Young sponsors bipartisan ISA Student Protection Act

U.S. Sen. Todd Young (R-IN) this week introduced a bipartisan bill that aims to protect postsecondary students by bolstering consumer protections to Income Share Agreements (ISAs), which allow them to design financial aid best suited to their needs based on future income and job success.

“Our bipartisan bill works to strengthen the framework for ISAs to help colleges and career and technical schools prepare students for success in the workforce at no cost to the taxpayer,” Sen. Young said.

The ISA Student Protection Act of 2022, S. 4551, which Sen. Young sponsored on July 19 with lead original cosponsor U.S. Sen. Mark Warner (D-VA), would provide a consumer protection framework necessary to support the growth of accessible, affordable and accountable financing options for postsecondary education, according to the text of the bill.

Under ISAs, students agree to pay a percentage of their income over a given time period in exchange for tuition payments from non-governmental sources, a bill summary provided by Sen. Young’s staff says, and when the agreed timeframe ends, the student stops payments regardless of whether the initial amount was paid back to the ISA funder. 

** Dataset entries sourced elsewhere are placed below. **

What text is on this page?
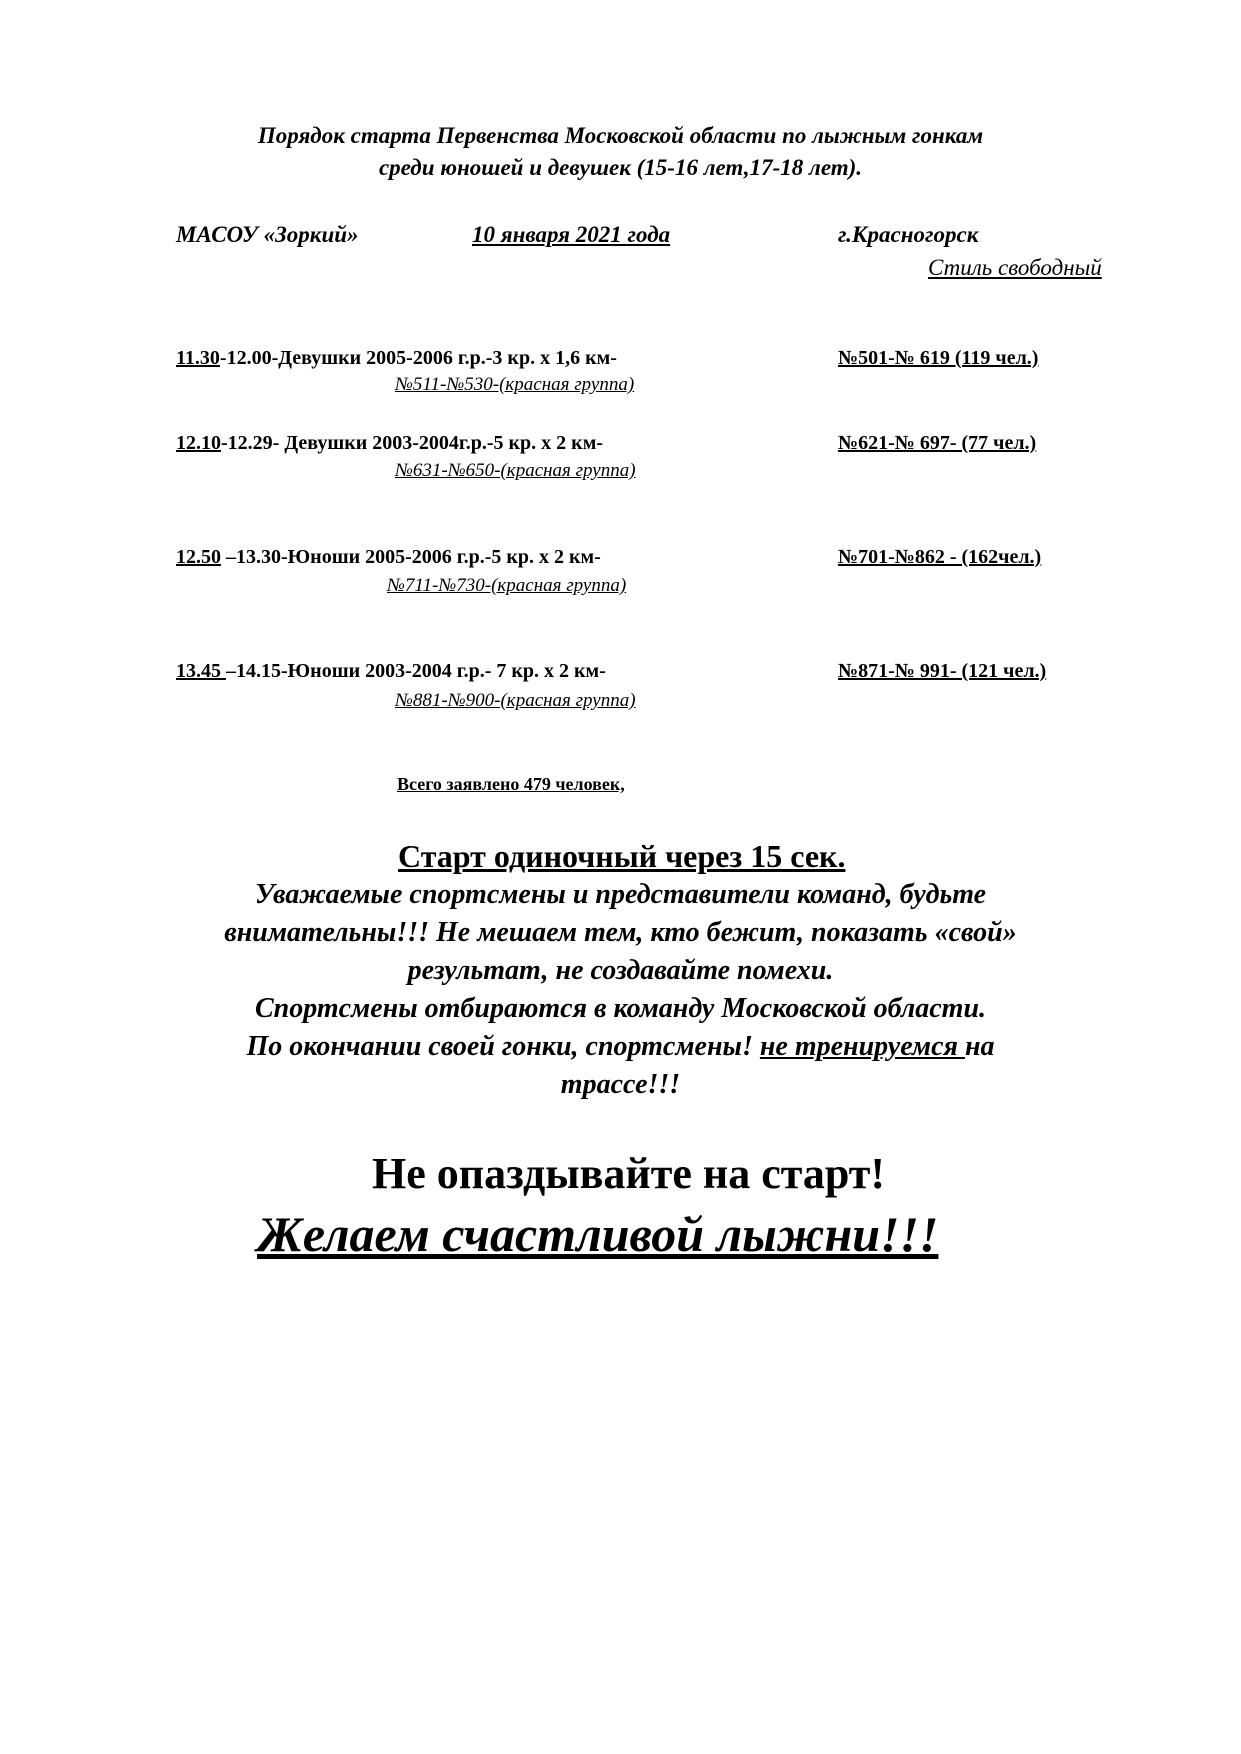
Порядок старта Первенства Московской области по лыжным гонкам
среди юношей и девушек (15-16 лет,17-18 лет).
МАСОУ «Зоркий»	10 января 2021 года	г.Красногорск
Стиль свободный
11.30-12.00-Девушки 2005-2006 г.р.-3 кр. х 1,6 км-	№501-№ 619 (119 чел.)
№511-№530-(красная группа)
12.10-12.29- Девушки 2003-2004г.р.-5 кр. х 2 км-	№621-№ 697- (77 чел.)
№631-№650-(красная группа)
12.50 –13.30-Юноши 2005-2006 г.р.-5 кр. х 2 км-	№701-№862 - (162чел.)
№711-№730-(красная группа)
13.45 –14.15-Юноши 2003-2004 г.р.- 7 кр. х 2 км-	№871-№ 991- (121 чел.)
№881-№900-(красная группа)
Всего заявлено 479 человек,
Старт одиночный через 15 сек.
Уважаемые спортсмены и представители команд, будьте
внимательны!!! Не мешаем тем, кто бежит, показать «свой»
результат, не создавайте помехи.
Спортсмены отбираются в команду Московской области.
По окончании своей гонки, спортсмены! не тренируемся на
трассе!!!
Не опаздывайте на старт!
Желаем счастливой лыжни!!!
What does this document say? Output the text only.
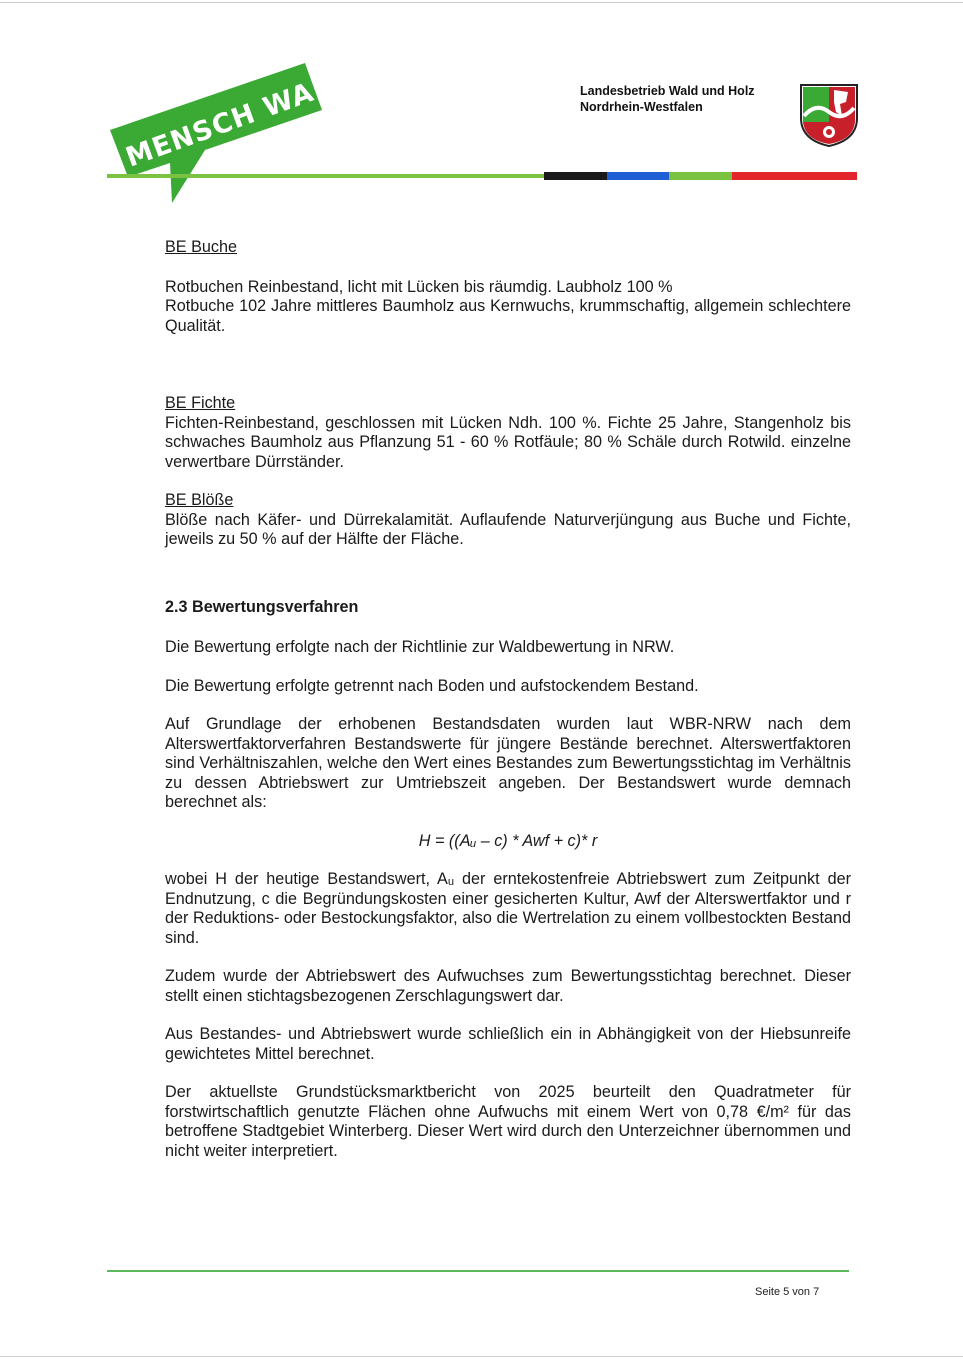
MENSCH WALD!	Landesbetrieb Wald und Holz
Nordrhein-Westfalen

BE Buche

Rotbuchen Reinbestand, licht mit Lücken bis räumdig. Laubholz 100 %

Rotbuche 102 Jahre mittleres Baumholz aus Kernwuchs, krummschaftig, allgemein schlechtere Qualität.

BE Fichte

Fichten-Reinbestand, geschlossen mit Lücken Ndh. 100 %. Fichte 25 Jahre, Stangenholz bis schwaches Baumholz aus Pflanzung 51 - 60 % Rotfäule; 80 % Schäle durch Rotwild. einzelne verwertbare Dürrständer.

BE Blöße

Blöße nach Käfer- und Dürrekalamität. Auflaufende Naturverjüngung aus Buche und Fichte, jeweils zu 50 % auf der Hälfte der Fläche.

2.3 Bewertungsverfahren

Die Bewertung erfolgte nach der Richtlinie zur Waldbewertung in NRW.

Die Bewertung erfolgte getrennt nach Boden und aufstockendem Bestand.

Auf Grundlage der erhobenen Bestandsdaten wurden laut WBR-NRW nach dem Alterswertfaktorverfahren Bestandswerte für jüngere Bestände berechnet. Alterswertfaktoren sind Verhältniszahlen, welche den Wert eines Bestandes zum Bewertungsstichtag im Verhältnis zu dessen Abtriebswert zur Umtriebszeit angeben. Der Bestandswert wurde demnach berechnet als:

H = ((Aᵤ – c) * Awf + c)* r

wobei H der heutige Bestandswert, Aᵤ der erntekostenfreie Abtriebswert zum Zeitpunkt der Endnutzung, c die Begründungskosten einer gesicherten Kultur, Awf der Alterswertfaktor und r der Reduktions- oder Bestockungsfaktor, also die Wertrelation zu einem vollbestockten Bestand sind.

Zudem wurde der Abtriebswert des Aufwuchses zum Bewertungsstichtag berechnet. Dieser stellt einen stichtagsbezogenen Zerschlagungswert dar.

Aus Bestandes- und Abtriebswert wurde schließlich ein in Abhängigkeit von der Hiebsunreife gewichtetes Mittel berechnet.

Der aktuellste Grundstücksmarktbericht von 2025 beurteilt den Quadratmeter für forstwirtschaftlich genutzte Flächen ohne Aufwuchs mit einem Wert von 0,78 €/m² für das betroffene Stadtgebiet Winterberg. Dieser Wert wird durch den Unterzeichner übernommen und nicht weiter interpretiert.

Seite 5 von 7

“One thing we can all agree on is the importance of a quality and affordable education. As we face record-high inflation, many students and their families continue to face financial hardship and rising student loan debt,” said Sen. Young. “With the appropriate safeguards, ISAs can be an innovative, debt-free financing option for students of all backgrounds.” 

If enacted, the bill would prohibit ISA providers from entering into agreements with students that require payments higher than 20 percent of income; exempt individuals from making payments towards their ISA when their income falls below an affordability threshold; set a maximum number of payments and limits payment obligation to the end of a fixed window; and establish a minimum number of voluntary payment relief pauses, during which payment obligations may be suspended, among other provisions.

S. 4551 has garnered support from numerous groups, including Jobs for the Future, the Invest in Student Advancement Alliance, the Student Freedom Initiative, the San Diego Workforce Partnership, and Purdue University, among others.